CIG, which began in September 2004, has achieved most of the short-term goals outlined in the original proposal to the NSF. Significant accomplishments for CIG include (1) the adoption of modern software engineering techniques and infrastructure for our community; (2) development of several packages using common components, such as PyLith for the short-term tectonics community and Gale for the long-term tectonics community; and (3) deployment of the Seismology Science Gateway to the TeraGrid.

Before the current funding ends in August 2009, CIG will have also made substantial progress on several of the long-term goals, including a compressible mantle convection code in spherical geometry linked to seismology and mineral physics; and implementation of adaptive mesh refinement (AMR) codes within the mantle convection and magma migration subdisciplines. Yet significant computational obstacles remain an impediment to modeling geophysical processes, such as robust mesh generators and solvers that are capable of handing large variations in physical properties for anisotropic, nonlinear, and plastic materials; methodologies for multiphysics modeling that incorporate thermodynamics, multiple phases and components at different time and lengths scales; and solvers and adaptive mesh refinement techniques that are capable of scaling to machines with 10,0000 and greater computational cores.

The primary strategy employed in CIG-I has been to apply methods developed in other disciplines to geodynamics. However, CIG is rapidly approaching the limit of currently available methods and further progress in geodynamics will require development of innovative techniques in scientific computing and their application to geodynamics. The Science Steering Committee (SSC) believes CIG should continue beyond this initial funding and in a second phase, CIG-II, should seek proactive collaborations with the broader computational science community at a level far beyond that envisioned during the initial phase of CIG. This would insure that new developments in computational science target difficult obstacles in geodynamics, enlighten the computational science community of challenges in geodynamics, and bring new untapped talent to the geodynamics community.

Areas of focus for this collaboration would include developing robust mesh generation and adaption tools for geophysical applications with complex, nonplanar geometry and localized deformation, scalable solvers for problems with multiphase and multiscale physical properties and deformation, and techniques for coupled solution of physical processes operating on different spatial and temporal scales. Significant advances in these areas would permit (1) modeling of tectonic deformation across many earthquake cycles with resolution of the strain accumulation, propagating earthquake ruptures, postseismic relaxation, and evolution of fault systems; (2) integration of magmatic and fluid processes into simulations of mantle dynamics producing convection consistent with the development of plate boundaries; and (3) development of Earth Structure models that are compatible with seismic wave propagation, mantle convection, mineral physics, and the geodynamo.

These collaborative efforts would tend to be inherently more distributed than the activities in CIG-I. CIG would retain some staff members to maintain the core computational infrastructure.

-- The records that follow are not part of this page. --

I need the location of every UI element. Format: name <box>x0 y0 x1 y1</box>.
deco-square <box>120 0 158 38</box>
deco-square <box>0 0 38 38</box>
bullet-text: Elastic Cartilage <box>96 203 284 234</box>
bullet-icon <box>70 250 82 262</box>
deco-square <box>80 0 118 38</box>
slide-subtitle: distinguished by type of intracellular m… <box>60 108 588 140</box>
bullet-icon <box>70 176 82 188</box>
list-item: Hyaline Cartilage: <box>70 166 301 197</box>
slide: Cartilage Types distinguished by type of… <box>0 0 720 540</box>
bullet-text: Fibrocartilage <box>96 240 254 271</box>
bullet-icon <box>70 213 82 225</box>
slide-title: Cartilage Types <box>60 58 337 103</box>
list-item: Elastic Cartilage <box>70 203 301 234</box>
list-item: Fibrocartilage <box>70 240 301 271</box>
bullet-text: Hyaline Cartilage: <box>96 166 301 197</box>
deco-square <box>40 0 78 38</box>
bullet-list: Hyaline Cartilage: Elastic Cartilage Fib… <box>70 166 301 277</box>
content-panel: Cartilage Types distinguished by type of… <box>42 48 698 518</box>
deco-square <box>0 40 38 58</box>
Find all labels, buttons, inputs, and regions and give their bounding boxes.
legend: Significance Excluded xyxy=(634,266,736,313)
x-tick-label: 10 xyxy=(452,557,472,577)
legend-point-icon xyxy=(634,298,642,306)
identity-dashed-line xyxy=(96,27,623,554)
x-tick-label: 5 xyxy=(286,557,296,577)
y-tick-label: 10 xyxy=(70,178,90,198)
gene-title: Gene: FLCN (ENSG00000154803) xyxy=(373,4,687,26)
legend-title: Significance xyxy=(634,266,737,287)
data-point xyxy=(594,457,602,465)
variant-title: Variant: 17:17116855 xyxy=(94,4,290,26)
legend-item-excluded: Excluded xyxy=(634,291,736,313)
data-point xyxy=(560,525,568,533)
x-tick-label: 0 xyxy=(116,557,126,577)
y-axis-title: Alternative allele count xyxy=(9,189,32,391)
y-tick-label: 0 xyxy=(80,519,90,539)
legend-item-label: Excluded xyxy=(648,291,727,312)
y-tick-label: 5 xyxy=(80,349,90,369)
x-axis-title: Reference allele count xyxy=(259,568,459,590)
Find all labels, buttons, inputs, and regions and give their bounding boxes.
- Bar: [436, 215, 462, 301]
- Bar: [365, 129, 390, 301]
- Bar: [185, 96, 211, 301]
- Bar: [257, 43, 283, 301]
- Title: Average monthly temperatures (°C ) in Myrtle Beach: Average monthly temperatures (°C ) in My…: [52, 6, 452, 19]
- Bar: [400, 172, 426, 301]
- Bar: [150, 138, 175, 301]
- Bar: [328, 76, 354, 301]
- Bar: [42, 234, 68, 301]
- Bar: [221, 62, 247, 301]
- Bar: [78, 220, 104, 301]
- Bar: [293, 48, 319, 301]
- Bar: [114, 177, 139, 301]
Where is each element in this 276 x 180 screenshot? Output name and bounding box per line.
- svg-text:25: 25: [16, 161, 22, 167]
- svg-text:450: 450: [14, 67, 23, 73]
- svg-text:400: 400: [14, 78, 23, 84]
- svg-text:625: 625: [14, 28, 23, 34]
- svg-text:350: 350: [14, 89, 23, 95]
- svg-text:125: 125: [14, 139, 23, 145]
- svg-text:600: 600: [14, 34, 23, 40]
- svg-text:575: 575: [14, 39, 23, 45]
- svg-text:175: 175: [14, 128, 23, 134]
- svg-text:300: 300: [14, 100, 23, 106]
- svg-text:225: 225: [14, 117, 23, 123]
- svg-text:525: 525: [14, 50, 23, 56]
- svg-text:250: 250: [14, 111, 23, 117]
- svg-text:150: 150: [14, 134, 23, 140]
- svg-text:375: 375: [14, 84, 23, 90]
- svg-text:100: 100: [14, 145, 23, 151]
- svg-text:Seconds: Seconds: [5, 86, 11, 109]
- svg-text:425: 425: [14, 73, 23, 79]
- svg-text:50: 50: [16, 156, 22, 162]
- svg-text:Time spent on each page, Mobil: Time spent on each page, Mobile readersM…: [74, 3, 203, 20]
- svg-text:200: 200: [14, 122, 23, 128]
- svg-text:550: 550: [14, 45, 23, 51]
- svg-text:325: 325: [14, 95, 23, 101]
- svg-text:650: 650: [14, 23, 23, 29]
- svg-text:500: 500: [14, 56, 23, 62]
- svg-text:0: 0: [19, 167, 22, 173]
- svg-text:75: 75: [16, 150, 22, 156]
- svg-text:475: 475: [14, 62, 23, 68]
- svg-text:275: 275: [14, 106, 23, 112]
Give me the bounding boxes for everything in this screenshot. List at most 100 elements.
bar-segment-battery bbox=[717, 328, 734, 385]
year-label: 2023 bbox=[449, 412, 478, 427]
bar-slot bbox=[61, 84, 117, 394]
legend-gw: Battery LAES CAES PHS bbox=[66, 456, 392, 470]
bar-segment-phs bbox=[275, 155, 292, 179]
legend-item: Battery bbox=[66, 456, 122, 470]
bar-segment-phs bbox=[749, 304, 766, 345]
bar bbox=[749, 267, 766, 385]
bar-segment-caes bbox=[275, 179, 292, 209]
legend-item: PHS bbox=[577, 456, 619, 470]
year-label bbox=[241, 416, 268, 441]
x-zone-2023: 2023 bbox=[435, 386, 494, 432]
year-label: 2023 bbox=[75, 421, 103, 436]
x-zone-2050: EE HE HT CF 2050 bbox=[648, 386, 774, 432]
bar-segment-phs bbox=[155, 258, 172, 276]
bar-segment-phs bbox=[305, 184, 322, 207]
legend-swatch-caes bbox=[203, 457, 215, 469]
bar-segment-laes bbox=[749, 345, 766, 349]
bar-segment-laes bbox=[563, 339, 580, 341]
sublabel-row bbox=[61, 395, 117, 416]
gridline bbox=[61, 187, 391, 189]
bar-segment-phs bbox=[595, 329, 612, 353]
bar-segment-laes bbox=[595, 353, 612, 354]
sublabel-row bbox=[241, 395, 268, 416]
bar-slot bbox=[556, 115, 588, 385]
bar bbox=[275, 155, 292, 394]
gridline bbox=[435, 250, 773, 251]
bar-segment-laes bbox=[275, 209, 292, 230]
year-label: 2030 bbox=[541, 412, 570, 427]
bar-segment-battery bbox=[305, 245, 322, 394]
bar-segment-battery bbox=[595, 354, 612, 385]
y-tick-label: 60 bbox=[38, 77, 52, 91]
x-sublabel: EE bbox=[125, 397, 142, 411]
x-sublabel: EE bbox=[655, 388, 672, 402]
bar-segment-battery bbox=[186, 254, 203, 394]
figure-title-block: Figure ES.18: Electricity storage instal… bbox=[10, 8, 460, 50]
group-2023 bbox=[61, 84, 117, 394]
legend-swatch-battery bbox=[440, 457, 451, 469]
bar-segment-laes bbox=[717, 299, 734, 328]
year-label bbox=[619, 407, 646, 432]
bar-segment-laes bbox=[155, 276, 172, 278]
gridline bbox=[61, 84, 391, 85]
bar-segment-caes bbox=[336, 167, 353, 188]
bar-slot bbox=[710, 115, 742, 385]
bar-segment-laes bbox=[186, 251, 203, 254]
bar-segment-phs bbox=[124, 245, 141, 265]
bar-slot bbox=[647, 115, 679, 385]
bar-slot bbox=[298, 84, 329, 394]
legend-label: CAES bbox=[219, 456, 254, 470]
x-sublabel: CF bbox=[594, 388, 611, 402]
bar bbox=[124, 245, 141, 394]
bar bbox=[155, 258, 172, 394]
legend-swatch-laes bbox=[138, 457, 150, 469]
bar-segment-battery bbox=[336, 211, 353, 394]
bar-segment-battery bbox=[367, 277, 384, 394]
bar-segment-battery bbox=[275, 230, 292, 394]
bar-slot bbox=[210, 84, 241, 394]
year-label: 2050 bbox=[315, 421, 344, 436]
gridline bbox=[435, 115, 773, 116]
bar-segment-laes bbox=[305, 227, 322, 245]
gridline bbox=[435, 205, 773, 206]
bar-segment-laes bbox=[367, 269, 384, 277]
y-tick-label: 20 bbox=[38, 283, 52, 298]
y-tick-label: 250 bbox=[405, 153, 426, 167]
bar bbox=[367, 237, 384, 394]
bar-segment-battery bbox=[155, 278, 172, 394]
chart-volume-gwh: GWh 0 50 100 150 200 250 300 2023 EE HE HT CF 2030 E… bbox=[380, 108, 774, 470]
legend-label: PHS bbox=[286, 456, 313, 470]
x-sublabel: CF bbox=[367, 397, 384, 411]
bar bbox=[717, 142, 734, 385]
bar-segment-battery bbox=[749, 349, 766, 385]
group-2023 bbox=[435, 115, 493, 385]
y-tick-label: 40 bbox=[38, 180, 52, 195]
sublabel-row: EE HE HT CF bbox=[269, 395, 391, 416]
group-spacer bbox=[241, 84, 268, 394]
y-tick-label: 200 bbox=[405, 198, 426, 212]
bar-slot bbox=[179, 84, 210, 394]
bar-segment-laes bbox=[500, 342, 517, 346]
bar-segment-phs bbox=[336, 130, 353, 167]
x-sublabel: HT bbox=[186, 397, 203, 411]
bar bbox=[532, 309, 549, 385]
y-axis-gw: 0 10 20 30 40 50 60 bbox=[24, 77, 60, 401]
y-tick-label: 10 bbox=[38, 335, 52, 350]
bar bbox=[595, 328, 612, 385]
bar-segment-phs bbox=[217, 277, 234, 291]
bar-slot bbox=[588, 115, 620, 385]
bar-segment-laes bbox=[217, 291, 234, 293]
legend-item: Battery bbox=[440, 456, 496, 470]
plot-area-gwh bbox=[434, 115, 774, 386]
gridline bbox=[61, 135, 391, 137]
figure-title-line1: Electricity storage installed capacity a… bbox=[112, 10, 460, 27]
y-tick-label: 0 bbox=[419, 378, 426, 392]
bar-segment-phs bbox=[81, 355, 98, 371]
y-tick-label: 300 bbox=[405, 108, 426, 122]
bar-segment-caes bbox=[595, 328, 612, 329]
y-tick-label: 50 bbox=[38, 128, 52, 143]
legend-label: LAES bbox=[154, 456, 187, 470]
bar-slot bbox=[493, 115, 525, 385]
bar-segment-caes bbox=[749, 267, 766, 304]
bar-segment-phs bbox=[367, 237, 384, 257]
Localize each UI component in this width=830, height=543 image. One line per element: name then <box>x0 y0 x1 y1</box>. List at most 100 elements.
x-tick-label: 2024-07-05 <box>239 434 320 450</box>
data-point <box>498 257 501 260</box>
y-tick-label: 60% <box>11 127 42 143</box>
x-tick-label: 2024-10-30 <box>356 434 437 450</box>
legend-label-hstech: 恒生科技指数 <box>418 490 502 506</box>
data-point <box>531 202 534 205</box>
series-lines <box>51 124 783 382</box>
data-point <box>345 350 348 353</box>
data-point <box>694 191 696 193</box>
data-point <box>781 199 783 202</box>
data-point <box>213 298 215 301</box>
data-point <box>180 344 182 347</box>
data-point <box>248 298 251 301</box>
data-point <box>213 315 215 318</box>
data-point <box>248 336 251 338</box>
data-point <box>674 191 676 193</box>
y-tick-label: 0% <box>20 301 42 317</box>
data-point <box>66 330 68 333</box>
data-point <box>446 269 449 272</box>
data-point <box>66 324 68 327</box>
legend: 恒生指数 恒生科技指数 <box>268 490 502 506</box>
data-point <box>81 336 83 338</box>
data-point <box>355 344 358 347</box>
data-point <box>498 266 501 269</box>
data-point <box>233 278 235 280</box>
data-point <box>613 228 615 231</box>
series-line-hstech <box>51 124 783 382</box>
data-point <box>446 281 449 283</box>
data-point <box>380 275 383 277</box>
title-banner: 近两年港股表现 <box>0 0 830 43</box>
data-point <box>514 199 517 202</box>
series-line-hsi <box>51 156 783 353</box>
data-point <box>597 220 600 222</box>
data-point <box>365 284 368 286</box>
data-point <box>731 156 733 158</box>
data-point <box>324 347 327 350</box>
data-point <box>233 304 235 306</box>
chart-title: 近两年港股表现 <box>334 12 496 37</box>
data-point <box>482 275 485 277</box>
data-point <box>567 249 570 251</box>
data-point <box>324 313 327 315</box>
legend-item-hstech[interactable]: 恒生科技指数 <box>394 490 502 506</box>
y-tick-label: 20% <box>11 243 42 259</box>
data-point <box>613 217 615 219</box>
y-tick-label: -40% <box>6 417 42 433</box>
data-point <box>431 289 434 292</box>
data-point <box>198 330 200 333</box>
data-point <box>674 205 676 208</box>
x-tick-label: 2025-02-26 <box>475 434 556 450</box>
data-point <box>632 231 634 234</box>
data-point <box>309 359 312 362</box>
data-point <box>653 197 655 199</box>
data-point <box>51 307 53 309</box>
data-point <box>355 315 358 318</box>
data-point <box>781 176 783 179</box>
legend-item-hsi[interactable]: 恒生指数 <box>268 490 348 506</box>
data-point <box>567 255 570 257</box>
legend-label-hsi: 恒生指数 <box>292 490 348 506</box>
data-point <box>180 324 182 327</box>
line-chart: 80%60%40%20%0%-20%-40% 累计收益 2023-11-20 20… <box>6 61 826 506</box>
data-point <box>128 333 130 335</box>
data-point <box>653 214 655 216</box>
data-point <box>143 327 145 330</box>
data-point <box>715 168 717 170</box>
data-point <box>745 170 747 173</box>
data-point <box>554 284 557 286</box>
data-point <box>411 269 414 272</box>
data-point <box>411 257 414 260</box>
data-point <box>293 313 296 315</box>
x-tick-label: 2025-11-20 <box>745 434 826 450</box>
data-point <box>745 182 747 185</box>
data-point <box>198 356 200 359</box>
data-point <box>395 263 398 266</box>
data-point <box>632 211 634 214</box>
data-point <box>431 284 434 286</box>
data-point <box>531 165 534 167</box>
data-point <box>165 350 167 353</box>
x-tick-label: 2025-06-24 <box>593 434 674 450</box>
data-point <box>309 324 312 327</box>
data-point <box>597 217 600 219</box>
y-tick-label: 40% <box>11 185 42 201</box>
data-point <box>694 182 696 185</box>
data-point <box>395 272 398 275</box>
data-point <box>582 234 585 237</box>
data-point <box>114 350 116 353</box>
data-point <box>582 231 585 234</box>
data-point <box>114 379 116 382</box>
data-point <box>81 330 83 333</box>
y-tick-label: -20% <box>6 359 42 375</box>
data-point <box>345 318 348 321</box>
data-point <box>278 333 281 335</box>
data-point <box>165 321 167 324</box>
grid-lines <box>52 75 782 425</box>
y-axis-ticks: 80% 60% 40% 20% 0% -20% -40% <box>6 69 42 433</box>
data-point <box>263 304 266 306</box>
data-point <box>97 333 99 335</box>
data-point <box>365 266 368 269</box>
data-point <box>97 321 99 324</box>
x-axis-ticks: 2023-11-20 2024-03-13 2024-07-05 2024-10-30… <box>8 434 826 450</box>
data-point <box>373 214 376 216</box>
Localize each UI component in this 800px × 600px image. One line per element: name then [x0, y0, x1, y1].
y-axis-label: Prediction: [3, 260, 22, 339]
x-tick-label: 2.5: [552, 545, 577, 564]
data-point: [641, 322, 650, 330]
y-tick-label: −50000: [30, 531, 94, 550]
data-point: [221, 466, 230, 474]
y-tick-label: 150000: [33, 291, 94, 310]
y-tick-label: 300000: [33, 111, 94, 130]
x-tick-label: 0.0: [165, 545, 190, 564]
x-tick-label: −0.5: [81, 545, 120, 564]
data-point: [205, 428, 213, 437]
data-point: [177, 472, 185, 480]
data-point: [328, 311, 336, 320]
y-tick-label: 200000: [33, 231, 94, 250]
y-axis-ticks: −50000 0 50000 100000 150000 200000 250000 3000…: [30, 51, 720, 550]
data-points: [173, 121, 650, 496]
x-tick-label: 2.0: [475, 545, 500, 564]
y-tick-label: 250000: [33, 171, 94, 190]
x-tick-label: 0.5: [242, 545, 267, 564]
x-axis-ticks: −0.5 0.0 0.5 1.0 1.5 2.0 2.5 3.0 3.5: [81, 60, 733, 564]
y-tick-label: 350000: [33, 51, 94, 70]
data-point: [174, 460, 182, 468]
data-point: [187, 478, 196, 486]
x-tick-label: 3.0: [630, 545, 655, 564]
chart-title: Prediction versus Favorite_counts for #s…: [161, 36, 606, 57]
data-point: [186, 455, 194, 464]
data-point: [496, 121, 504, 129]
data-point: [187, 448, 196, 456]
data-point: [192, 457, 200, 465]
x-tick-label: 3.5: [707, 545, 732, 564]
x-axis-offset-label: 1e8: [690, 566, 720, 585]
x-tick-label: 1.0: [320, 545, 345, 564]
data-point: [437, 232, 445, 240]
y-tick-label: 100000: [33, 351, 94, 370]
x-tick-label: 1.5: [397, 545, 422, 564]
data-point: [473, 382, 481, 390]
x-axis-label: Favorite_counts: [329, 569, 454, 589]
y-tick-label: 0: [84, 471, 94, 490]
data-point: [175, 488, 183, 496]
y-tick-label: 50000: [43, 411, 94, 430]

Most software development, however, would be done by small teams of computational scientists and geoscientists working together to overcome obstacles impeding progress of multiple subdisciplines within our community. Considerable planning will need to be directed towards developing an effective organization structure and work plan to insure that CIG maintains its vibrant, cohesive community and avoids acting as a funding agency. CIG will seek to continue in its efforts to support and promote Earth science by developing and maintaining software for computational geophysics and related fields.

Two potential sources of funding for CIG-II have been identified. The maintenance of the core computational infrastructure and community organization would potentially be funded through the NSF Division of Earth Sciences (EAR). The collaborative effort between computational scientists and geoscientists would potentially be funded through the NSF-wide Cyber-enabled Discovery and Innovation (CDI) program. In order to jump-start a detailed discussion of such a collaborative effort, NSF has tentatively agreed to fund a joint computational mathematics and geodynamics workshop to identify areas of mutual interest for collaborative research.